Columna de Óscar Contardo: El legado

Mario Tellez / La Tercera


Esta semana el gobierno inició la elaboración de un proyecto de publicaciones sobre su legado, algo así como la memoria de una administración a la que le resta menos de un año para finalizar su período. El punto de partida para ese proyecto podría ser el destino que tuvo la principal promesa de campaña: el crecimiento económico. Piñera ganó la elección, asumió por segunda vez el gobierno, pero la economía no despegó como supuestamente lo haría. Pasaron los meses y los tiempos mejores se hacían incómodos: la primera excusa por el desempeño económico fue culpar al gobierno anterior, la segunda explicación la encontraron en las condiciones globales, justamente el elemento que se negaban a reconocer como gravitante antes de llegar al poder. El ministro de Hacienda Felipe Larraín, en lugar de lucirse con cifras del despegue prometido, presentó un plan de austeridad que estuvo marcado por un incidente que se transformaría en un sello de gobierno: una nota de prensa reveló que Larraín financió un viaje a una reunión de exalumnos destacados en Harvard con dinero público. Era un compromiso privado. En lugar de disculparse, el ministro se molestó que se le exigiera rendir cuentas, explicando que su visita a Harvard le daba un “prestigio al país” que la opinión pública debía valorar. Declaraciones como esa sellaron una fórmula repetitiva, una especie de acto fallido permanente en la relación entre las autoridades de gobierno y la ciudadanía. Por un lado, un sentimiento aristocrático definido por un “nosotros” satisfecho de sí mismo y arrogante, expresado en declaraciones sucesivas; y por el otro, una opinión pública que demandaba señales de respeto a las promesas de campaña. En el corazón del legado debería estar la fractura provocada por un gobierno que nunca supo hablar el lenguaje de sus gobernados, ni quiso aprenderlo: hubo un ministro de Educación que le sugirió a una comunidad escolar que solucionara sus graves problemas de infraestructura organizando bingos; una autoridad agrícola que se burló de la crisis hídrica de Petorca en una ceremonia oficial; un ministro de Economía que sugirió a los trabajadores levantarse más temprano para ahorrar en los pasajes de Metro y un subsecretario de Salud que aseguraba que la gente madrugaba para ir a los consultorios a hacer vida social. A la crisis de confianza que cundía desde hacía una década, las autoridades sumaron una irritación crónica gracias a sus permanentes azotes de desprecio por los comunes y corrientes.

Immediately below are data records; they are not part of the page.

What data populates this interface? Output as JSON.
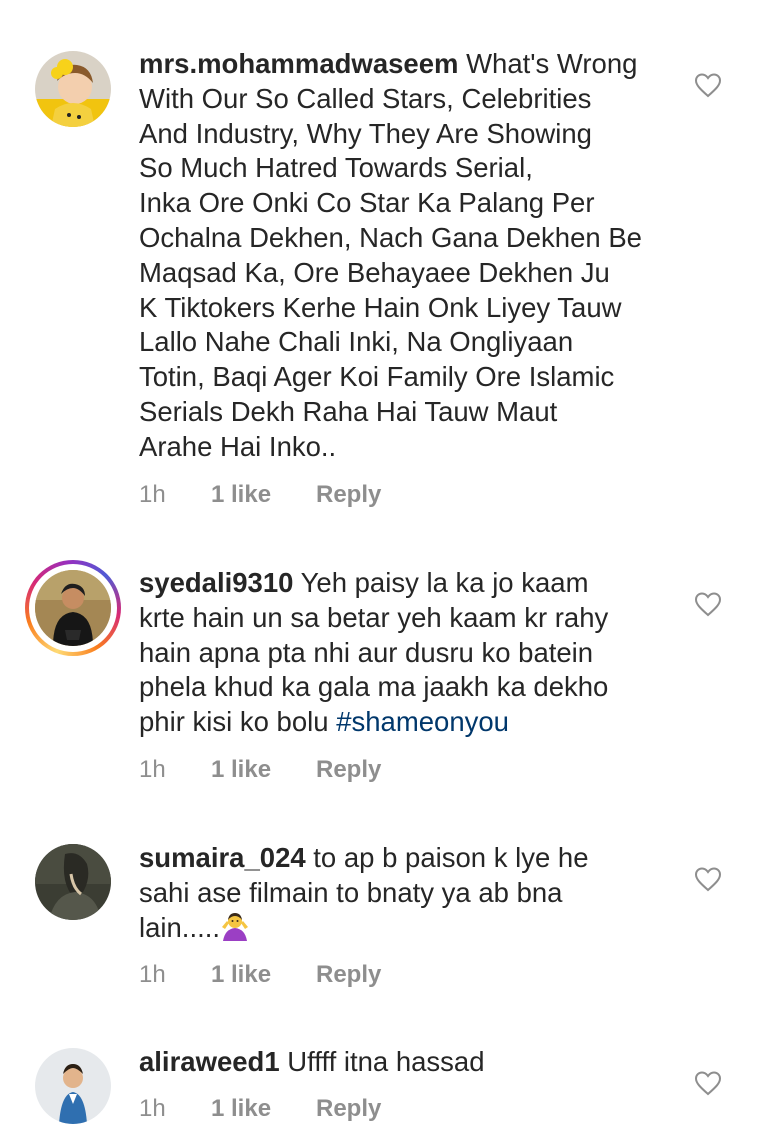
{
  "comments": [
    {
      "username": "mrs.mohammadwaseem",
      "text": " What's Wrong\nWith Our So Called Stars, Celebrities\nAnd Industry, Why They Are Showing\nSo Much Hatred Towards Serial,\nInka Ore Onki Co Star Ka Palang Per\nOchalna Dekhen, Nach Gana Dekhen Be\nMaqsad Ka, Ore Behayaee Dekhen Ju\nK Tiktokers Kerhe Hain Onk Liyey Tauw\nLallo Nahe Chali Inki, Na Ongliyaan\nTotin, Baqi Ager Koi Family Ore Islamic\nSerials Dekh Raha Hai Tauw Maut\nArahe Hai Inko..",
      "time": "1h",
      "likes": "1 like",
      "reply": "Reply"
    },
    {
      "username": "syedali9310",
      "text": " Yeh paisy la ka jo kaam\nkrte hain un sa betar yeh kaam kr rahy\nhain apna pta nhi aur dusru ko batein\nphela khud ka gala ma jaakh ka dekho\nphir kisi ko bolu ",
      "hashtag": "#shameonyou",
      "time": "1h",
      "likes": "1 like",
      "reply": "Reply"
    },
    {
      "username": "sumaira_024",
      "text": " to ap b paison k lye he\nsahi ase filmain to bnaty ya ab bna\nlain.....",
      "time": "1h",
      "likes": "1 like",
      "reply": "Reply"
    },
    {
      "username": "aliraweed1",
      "text": " Uffff itna hassad",
      "time": "1h",
      "likes": "1 like",
      "reply": "Reply"
    }
  ],
  "colors": {
    "text": "#262626",
    "meta": "#8e8e8e",
    "hashtag": "#00376b",
    "heart_outline": "#8e8e8e"
  },
  "icons": {
    "like": "heart-outline-icon",
    "emoji": "person-shrugging-emoji"
  }
}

Una vez que se comprobó que la economía no levantaría tan fácilmente como había sido anunciado, el gobierno se orientó a vincular el estancamiento y la delincuencia con la inmigración latinoamericana, una ecuación vociferada en programas matinales de televisión y noticieros. Sobre la figura del extranjero moreno se construyó un chivo expiatorio doblemente amenazante: algunos se quedan con los empleos, otros delinquen. Aunque las cifras del Banco Central indicaran que la inmigración era un impulso económico, la ecuación que transformó a los extranjeros en indeseables prosperó y alcanzó su clímax con la expulsión televisada de personas haitianas que luego se repetiría con refugiados venezolanos. Una imagen que también será parte del legado de este gobierno, como las del bochornoso viaje a Cúcuta, o la foto de la bandera chilena dentro de la estadounidense durante el encuentro con Donald Trump, o aquella de los hijos del Presidente en la mesa oficial durante una gira de negocios a China. Como candidato, Piñera denunciaba el nepotismo en sus adversarios, como Presidente no veía nada de malo en sumar a familiares en una instancia a la que muy pocos comerciantes chilenos podían tener acceso. Quien busque construir una memoria del gobierno podrá elegir entre un caudal de momentos que marcaron su destino: los policías sobre el tejado del Instituto Nacional, el tractor baleado de Camilo Catrillanca, las tanquetas en Plaza Italia, un muchacho cayendo al vacío desde un puente al lecho del río, un Presidente anunciando en una entrevista que el país estaba mejor preparado que Europa para enfrentar la pandemia, un ministro declarando que el virus podía llegar a ser “buena persona”, o un grupo de policías custodiando un monumento vacío.

Durante los últimos tres años el gobierno lejos de remediar la crisis de confianza que lo antecedía, la agudizó, desmembrando juicios de realidad, ignorando las criticas, declarando guerras a ejércitos inexistentes, deteriorando la convivencia y reventando instituciones. La memoria que se escriba desde el gobierno sobre este período inevitablemente partirá desde un “nosotros” indolente y triunfalista, refugiado en los escombros de una promesa; el legado de un proyecto que fracasó y de autoridades que han preferido imaginarse una invasión extranjera avalada por informes chapuceros o improvisar cuarentenas dinámicas y permisos de vacaciones en medio de una pandemia gravísima, antes que reconocer los errores cometidos y el daño provocado.